With every passing second, with each tick of the clock, my awareness shrunk.
I don’t want to go.
Yet
it killed me. I came into myself again.The world cloaked itself in mysteries and wills of the ego. My knees stung and ached. I closed my eyes and saw the universe alive and dying inside me. My cheek was on the hard ground; every rock felt like a star. I saw
my own discomfort in the terms of the universe and I felt ashamed until I saw that a macrocosm was represented in the microcosm of my being.
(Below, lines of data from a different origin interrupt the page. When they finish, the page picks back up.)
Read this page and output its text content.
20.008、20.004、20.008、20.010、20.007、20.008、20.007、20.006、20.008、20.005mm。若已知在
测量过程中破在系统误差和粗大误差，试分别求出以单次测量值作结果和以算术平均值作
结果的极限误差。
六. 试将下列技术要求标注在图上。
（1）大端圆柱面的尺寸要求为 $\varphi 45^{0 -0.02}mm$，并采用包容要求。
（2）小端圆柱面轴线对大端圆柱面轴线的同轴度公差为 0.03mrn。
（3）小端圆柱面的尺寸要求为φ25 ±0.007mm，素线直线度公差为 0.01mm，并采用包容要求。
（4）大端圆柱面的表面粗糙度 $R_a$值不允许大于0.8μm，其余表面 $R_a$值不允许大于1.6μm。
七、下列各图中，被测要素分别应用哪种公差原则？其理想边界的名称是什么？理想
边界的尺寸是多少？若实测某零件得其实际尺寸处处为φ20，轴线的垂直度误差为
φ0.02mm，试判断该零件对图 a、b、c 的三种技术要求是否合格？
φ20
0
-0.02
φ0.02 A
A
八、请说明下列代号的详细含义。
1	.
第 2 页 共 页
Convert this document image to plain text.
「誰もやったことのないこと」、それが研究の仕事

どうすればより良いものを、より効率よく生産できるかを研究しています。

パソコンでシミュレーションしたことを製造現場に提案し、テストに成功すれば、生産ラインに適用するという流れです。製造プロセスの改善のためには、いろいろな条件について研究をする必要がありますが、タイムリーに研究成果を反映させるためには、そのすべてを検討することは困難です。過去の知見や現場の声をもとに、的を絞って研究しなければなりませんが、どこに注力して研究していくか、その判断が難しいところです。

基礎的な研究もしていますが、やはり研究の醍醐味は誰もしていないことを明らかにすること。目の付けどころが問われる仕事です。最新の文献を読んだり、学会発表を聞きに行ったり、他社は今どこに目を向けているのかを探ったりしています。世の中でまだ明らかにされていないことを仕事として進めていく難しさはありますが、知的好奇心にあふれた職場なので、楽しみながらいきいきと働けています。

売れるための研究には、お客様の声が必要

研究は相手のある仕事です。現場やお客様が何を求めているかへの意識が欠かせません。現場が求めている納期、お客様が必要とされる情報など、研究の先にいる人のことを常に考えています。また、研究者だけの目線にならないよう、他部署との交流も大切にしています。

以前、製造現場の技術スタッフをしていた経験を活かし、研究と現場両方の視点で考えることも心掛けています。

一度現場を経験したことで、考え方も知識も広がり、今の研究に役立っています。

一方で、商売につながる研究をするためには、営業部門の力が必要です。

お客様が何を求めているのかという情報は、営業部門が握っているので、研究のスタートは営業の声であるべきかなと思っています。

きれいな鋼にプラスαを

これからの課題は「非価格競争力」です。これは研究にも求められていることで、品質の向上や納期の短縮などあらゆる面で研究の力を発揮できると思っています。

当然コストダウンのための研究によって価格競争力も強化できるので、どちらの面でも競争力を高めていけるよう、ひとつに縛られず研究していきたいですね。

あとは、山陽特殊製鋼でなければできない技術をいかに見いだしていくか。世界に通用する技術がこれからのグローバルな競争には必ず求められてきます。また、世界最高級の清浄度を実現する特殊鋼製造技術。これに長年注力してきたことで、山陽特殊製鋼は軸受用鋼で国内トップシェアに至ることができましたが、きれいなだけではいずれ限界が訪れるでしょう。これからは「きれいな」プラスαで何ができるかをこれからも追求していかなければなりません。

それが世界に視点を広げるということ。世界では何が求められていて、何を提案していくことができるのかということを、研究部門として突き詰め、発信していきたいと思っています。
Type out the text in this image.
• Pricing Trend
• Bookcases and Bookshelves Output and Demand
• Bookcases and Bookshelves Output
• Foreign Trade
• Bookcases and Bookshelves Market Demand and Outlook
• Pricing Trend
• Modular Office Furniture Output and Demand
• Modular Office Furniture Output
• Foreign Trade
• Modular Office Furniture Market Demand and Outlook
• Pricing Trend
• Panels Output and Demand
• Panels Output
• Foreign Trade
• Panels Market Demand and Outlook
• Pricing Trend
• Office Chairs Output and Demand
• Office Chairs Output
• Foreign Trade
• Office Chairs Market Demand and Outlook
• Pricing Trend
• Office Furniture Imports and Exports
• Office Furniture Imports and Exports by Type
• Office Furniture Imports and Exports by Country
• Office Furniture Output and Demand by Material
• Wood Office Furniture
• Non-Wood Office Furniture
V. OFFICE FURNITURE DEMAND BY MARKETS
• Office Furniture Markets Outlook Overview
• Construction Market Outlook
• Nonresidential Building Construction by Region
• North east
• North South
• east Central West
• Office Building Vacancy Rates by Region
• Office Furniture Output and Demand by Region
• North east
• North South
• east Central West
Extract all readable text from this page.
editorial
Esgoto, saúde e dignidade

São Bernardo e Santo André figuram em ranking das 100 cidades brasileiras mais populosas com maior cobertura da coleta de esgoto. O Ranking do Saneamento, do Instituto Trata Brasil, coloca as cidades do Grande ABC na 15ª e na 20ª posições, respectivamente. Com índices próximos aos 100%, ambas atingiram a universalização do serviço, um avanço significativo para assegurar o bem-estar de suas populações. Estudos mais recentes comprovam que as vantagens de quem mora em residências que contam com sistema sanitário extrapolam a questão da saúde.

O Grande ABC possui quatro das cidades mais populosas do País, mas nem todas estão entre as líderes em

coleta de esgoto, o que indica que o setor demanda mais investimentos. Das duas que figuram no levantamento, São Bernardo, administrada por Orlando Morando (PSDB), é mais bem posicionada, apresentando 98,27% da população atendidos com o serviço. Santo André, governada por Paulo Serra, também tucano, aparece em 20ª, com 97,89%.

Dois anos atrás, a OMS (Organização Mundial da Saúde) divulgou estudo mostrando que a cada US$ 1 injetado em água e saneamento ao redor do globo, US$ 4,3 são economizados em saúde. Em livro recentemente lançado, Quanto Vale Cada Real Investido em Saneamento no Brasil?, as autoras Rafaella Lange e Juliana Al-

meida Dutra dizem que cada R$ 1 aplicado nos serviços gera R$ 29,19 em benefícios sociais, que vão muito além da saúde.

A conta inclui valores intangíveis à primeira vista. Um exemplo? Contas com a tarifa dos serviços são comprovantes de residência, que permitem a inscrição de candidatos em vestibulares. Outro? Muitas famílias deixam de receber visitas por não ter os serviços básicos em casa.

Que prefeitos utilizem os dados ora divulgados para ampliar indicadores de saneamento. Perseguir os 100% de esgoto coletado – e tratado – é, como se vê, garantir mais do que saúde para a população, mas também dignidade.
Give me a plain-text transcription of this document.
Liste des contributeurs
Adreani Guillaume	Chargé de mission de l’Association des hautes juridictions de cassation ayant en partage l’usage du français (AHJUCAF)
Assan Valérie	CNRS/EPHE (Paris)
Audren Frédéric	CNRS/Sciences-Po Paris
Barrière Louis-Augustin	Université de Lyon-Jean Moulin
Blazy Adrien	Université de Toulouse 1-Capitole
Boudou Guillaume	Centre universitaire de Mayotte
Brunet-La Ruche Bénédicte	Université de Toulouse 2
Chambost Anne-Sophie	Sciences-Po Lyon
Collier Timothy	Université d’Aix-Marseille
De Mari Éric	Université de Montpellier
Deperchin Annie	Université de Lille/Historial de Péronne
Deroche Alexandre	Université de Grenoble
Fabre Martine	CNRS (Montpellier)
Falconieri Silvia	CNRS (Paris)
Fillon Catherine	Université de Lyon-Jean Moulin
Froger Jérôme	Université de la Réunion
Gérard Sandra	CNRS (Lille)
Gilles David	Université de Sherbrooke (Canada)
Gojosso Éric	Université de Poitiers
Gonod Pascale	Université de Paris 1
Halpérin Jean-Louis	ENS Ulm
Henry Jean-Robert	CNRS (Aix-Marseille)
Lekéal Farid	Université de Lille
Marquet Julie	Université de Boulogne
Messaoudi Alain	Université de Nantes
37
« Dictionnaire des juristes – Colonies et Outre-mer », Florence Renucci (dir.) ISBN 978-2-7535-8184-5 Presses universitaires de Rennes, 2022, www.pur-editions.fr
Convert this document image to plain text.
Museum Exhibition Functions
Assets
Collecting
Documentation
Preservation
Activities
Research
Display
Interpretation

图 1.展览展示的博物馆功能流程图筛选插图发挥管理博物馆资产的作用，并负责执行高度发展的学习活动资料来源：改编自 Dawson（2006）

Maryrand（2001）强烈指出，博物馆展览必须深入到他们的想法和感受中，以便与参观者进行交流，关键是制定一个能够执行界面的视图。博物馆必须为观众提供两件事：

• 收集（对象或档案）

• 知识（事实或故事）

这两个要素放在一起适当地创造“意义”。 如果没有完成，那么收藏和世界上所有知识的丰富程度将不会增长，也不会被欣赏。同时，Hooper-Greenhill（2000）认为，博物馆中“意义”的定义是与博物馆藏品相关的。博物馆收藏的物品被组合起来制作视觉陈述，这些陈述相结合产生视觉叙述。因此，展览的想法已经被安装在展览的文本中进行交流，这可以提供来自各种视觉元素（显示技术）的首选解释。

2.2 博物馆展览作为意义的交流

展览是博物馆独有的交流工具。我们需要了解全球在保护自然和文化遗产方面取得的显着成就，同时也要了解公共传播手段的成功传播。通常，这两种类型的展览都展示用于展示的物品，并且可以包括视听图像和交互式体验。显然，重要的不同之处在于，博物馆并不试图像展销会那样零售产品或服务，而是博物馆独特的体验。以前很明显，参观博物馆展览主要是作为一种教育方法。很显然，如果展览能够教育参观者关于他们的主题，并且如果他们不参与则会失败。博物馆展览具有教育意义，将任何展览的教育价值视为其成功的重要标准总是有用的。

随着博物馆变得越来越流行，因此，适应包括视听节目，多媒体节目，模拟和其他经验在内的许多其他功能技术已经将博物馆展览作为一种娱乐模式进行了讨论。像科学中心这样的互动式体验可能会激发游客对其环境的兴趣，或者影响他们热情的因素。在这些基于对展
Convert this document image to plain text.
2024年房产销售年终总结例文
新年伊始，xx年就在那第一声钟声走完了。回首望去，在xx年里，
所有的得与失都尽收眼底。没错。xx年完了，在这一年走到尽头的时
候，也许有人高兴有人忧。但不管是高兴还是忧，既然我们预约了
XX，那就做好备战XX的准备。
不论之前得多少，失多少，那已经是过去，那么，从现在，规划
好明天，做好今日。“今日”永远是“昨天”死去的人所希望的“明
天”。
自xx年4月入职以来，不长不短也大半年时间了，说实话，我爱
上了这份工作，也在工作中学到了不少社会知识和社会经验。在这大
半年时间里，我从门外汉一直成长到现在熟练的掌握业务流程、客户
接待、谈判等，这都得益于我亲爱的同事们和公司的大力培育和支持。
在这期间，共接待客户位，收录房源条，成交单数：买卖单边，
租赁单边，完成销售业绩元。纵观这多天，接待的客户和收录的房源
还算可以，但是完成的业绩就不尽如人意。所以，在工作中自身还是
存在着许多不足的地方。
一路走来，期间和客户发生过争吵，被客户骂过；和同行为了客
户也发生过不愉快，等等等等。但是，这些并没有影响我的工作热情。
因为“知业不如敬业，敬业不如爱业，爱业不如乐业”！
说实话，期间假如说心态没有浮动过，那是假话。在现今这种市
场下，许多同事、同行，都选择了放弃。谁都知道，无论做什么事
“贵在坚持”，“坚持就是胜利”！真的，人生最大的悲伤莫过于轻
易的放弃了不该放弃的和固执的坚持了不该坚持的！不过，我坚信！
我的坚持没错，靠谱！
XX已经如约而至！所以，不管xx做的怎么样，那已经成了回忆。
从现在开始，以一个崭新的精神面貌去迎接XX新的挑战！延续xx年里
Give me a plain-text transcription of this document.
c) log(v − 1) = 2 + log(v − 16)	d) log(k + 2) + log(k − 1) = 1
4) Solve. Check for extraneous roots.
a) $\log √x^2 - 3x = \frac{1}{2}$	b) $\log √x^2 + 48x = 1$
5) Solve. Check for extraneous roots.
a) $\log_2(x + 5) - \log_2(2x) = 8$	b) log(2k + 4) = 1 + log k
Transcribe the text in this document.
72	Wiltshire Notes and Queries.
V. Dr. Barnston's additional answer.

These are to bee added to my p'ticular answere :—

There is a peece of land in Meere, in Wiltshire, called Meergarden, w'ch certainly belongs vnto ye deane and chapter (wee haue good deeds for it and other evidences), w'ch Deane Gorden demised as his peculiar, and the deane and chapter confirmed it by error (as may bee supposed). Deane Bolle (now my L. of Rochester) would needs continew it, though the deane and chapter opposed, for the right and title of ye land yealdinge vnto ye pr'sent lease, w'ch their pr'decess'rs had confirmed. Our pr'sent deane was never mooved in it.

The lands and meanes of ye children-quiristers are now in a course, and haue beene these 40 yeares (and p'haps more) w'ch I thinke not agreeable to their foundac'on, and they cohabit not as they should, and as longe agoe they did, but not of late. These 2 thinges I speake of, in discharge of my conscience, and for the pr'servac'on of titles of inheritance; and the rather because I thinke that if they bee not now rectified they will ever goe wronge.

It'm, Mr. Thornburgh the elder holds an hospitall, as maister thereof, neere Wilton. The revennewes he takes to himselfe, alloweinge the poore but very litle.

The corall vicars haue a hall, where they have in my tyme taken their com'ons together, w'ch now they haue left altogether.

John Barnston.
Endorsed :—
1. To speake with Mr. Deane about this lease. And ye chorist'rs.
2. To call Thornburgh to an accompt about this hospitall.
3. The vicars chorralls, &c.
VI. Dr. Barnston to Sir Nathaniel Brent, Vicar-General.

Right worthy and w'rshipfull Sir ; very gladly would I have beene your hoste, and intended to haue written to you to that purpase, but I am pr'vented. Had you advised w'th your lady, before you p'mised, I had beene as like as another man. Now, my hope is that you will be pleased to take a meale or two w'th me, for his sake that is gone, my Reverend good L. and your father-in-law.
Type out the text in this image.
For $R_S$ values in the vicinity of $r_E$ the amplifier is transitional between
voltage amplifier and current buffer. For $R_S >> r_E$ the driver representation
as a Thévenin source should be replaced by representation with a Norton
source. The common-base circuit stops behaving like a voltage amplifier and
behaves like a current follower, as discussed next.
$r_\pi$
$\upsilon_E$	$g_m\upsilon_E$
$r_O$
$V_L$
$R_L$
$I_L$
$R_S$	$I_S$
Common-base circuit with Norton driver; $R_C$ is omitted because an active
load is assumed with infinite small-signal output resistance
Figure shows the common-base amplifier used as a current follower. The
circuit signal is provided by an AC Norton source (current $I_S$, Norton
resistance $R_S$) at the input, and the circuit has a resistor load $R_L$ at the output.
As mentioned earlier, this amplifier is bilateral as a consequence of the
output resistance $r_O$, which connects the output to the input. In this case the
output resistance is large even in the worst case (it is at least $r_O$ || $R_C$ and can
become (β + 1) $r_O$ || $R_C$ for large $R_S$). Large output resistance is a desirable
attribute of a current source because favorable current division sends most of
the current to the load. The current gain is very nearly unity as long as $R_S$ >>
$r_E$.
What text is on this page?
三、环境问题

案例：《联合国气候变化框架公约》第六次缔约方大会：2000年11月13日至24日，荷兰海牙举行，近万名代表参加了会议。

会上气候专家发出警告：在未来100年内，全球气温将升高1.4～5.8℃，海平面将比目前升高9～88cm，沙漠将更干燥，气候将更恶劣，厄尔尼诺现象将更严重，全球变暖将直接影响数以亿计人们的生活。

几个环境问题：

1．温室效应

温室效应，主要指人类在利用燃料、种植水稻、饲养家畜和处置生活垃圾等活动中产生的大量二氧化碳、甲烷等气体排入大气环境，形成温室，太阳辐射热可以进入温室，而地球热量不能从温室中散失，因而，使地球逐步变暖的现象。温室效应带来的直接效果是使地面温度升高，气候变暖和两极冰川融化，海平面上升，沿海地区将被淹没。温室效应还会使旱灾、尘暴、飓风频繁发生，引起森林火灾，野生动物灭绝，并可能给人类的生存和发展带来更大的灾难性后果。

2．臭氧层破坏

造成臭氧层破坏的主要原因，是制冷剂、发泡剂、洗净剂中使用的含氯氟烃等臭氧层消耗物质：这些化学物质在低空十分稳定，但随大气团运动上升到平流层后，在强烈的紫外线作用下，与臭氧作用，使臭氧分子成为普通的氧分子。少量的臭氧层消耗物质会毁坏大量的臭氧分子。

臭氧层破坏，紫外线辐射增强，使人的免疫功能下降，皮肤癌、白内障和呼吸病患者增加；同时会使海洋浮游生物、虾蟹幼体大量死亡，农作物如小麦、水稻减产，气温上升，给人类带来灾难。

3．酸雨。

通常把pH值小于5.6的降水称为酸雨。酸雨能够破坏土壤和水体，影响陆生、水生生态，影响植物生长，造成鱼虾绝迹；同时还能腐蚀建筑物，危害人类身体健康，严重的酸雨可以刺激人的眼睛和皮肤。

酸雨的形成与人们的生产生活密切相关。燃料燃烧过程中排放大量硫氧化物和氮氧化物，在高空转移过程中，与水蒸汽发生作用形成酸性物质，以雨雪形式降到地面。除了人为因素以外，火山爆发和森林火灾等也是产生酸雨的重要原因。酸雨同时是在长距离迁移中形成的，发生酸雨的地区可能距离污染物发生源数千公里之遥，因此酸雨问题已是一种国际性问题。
At that, I pushed myself up and opened my eyes.
They were flooded by sunlight; I had broken the clouds. I stood up, feeling
the pain in my knees like little suns, burning like fire. There was life here, life in death. Cracks in the city sidewalks admitted tiny weeds which worshipped the sun, there was moss on the stones, breathing gently, gently. My universal mind was free of
care, of the burden of others. The sky loomed overhead, the earth spread below; I was still in the palm of the giantess, and her eyes stared from every corner of the sky, benign.